In the lawsuit, the business associations described OSHA’s COVID vaccine mandate as an “extreme assertion of administrative power.”

“Their members have seen COVID-19 wreak havoc on their employees and communities. This is not a case about the efficacy of COVID-19 vaccines, which are a marvel of modern medicine. Petitioners’ members have taken extraordinary measures to protect their employees, customers, and communities during the pandemic. They have distributed, incentivized, encouraged and in some cases mandated the vaccine,” the trade groups stated in the suit. “This is a case about American businesses that do not want to face the immediate irreparable harm of losing employees, incurring substantial and unrecoverable compliance costs, and worsening already fragile supply chains and labor markets. Yet that is precisely what would result from the Occupational Safety and Health Administration’s COVID-19 Vaccination and Testing Emergency Temporary Standard.”

OSHA’s proposed rule calls for more public input, the petitioners emphasized. “This regime was never subject to the notice-and-comment procedure that OSHA’s statute typically requires,” the lawsuit read. “OSHA delayed for months while it easily could have initiated notice-and-comment procedure. The pandemic has been ongoing for almost two years, COVID-19 vaccines have been widely available to anyone over the age of 12 for about six months, and the president announced his desire for a vaccine mandate nearly two months ago.”

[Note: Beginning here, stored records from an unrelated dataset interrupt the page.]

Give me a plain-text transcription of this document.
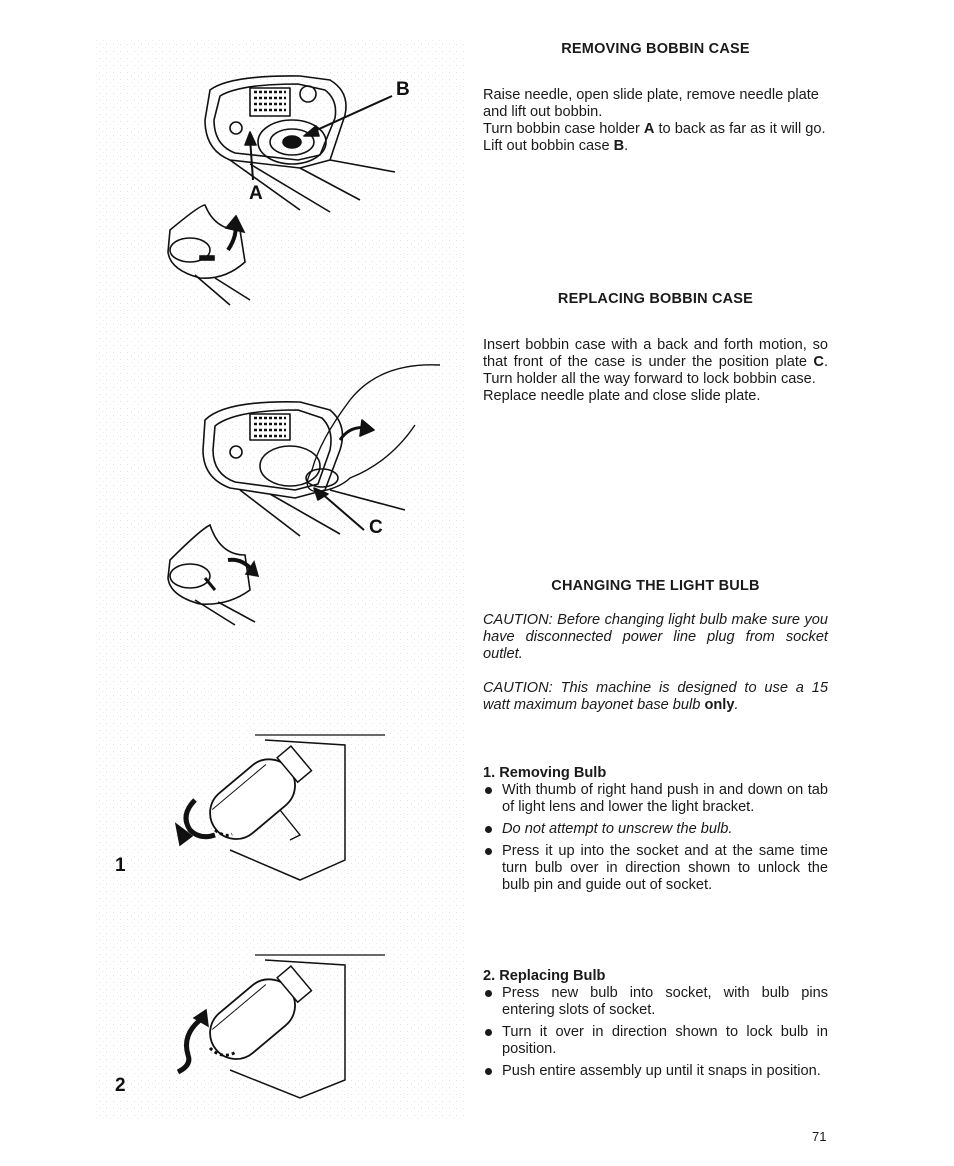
B
A
C
1
2
REMOVING BOBBIN CASE

Raise needle, open slide plate, remove needle plate and lift out bobbin.

Turn bobbin case holder A to back as far as it will go.

Lift out bobbin case B.

REPLACING BOBBIN CASE

Insert bobbin case with a back and forth motion, so that front of the case is under the position plate C. Turn holder all the way forward to lock bobbin case.

Replace needle plate and close slide plate.

CHANGING THE LIGHT BULB

CAUTION: Before changing light bulb make sure you have disconnected power line plug from socket outlet.

CAUTION: This machine is designed to use a 15 watt maximum bayonet base bulb only.

1. Removing Bulb
With thumb of right hand push in and down on tab of light lens and lower the light bracket.
Do not attempt to unscrew the bulb.
Press it up into the socket and at the same time turn bulb over in direction shown to unlock the bulb pin and guide out of socket.
2. Replacing Bulb
Press new bulb into socket, with bulb pins entering slots of socket.
Turn it over in direction shown to lock bulb in position.
Push entire assembly up until it snaps in position.
71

Lyle Beckwith, senior vice president of government relations for NACS, noted in a declaration to the court that NACS members “generally support their employees becoming vaccinated” and have offered incentives and paid time off for vaccinations. However, the association said that if the OSHA rule takes effect, a “significant number” of employees will refuse vaccination and weekly testing.

“Our industry is facing a labor shortage and supply chain disruptions,” according to Beckwith. “The OSHA rule will make all of this worse, and everyday Americans will take the brunt of the problems it creates.”